The main appeal of bearer bonds is anonymity, which led them to become the financial instrument of choice for unlawful activity including money laundering, tax evasion and drug trafficking. In response, new issuances of bearer bonds have been severely curtailed in the United States since 1982.

All bearer bonds issued by the US Treasury had matured as of May 2016, with approximately $87 million yet to be redeemed as of March 2020.

=== Chiasso financial smuggling case ===

From 2009 to 2012, a series of incidents involving the forgery and smuggling of U.S. bearer bonds in Italy and Switzerland occurred, beginning with the Chiasso financial smuggling case in June 2009, in which Italian financial police and customs guards seized documents purporting to be U.S. bearer bonds totaling $134.5 billion in Chiasso, Switzerland, on the Italian border.

The bonds were readily determined to be phony: the latest in a series of "billion-dollar bond" schemes that the United States Treasury calls "Morganthaus".
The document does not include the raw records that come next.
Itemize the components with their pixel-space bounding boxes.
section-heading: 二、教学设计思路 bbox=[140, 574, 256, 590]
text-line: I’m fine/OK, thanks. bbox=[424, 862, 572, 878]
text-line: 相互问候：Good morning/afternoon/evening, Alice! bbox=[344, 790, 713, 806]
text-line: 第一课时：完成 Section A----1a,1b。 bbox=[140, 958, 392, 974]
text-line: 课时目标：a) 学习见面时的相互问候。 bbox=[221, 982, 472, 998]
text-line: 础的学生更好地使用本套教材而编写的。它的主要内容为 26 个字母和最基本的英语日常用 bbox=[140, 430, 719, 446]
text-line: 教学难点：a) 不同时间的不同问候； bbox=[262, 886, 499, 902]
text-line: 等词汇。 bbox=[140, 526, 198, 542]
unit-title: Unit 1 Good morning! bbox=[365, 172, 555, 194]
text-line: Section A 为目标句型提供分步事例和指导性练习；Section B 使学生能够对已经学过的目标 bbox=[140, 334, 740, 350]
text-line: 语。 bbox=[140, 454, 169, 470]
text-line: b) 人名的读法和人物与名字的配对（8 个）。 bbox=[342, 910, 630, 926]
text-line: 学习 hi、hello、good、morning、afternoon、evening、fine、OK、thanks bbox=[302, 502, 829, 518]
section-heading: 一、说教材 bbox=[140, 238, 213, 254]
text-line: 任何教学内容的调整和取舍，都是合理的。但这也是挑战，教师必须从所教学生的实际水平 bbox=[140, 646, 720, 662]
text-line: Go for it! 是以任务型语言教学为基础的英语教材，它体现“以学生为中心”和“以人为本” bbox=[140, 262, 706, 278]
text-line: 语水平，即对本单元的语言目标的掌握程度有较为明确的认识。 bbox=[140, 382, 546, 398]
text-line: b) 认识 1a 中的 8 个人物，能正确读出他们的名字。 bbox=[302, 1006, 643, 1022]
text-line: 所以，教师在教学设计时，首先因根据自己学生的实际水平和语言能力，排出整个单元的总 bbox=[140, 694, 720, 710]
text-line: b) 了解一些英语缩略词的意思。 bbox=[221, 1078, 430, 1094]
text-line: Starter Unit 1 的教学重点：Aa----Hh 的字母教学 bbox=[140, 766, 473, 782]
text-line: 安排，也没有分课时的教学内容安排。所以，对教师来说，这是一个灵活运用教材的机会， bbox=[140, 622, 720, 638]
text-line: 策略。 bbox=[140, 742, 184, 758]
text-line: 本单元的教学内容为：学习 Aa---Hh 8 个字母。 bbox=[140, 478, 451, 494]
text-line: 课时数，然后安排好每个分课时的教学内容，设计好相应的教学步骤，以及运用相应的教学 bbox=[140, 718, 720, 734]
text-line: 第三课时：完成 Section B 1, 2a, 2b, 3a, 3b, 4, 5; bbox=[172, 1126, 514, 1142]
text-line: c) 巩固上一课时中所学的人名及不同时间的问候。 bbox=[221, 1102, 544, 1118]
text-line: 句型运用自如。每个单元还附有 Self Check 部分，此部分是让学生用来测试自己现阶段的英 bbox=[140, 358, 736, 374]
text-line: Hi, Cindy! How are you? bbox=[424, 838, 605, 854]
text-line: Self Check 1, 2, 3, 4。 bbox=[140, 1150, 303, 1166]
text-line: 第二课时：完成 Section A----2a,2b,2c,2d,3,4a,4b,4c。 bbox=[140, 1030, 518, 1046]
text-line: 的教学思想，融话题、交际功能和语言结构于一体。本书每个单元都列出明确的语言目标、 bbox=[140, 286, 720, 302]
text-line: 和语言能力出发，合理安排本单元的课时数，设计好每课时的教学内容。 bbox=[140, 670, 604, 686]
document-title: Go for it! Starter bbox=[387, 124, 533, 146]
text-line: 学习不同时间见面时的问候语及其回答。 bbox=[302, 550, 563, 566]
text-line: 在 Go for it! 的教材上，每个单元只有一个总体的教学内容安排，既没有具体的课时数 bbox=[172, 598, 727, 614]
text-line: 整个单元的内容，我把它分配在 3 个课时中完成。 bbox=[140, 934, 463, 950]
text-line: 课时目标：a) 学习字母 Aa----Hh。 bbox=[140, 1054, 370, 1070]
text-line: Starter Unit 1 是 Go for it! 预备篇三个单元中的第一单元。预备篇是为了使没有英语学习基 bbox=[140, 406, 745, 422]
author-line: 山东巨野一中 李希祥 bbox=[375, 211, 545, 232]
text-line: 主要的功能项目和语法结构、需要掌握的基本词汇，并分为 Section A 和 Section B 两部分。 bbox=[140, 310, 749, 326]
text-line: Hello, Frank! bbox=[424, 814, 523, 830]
== United States policy and practice ==
In the United States, the Tax Equity and Fiscal Responsibility Act of 1982 substantially curtailed the issue of debt in bearer form: it also disallowed any tax deduction of interest paid on any such bonds issued after 1982 by the issuer in the case of corporate bonds and removed the tax exemption of the interest paid in the case of municipal bonds, with registered bonds retaining the tax-exempt treatment.

A challenge to this tax treatment by the US state of South Carolina was heard by the US Supreme Court in the case of South Carolina v. Baker (1988), which upheld the law and brought to an end the further issue of virtually all US municipal bearer bonds.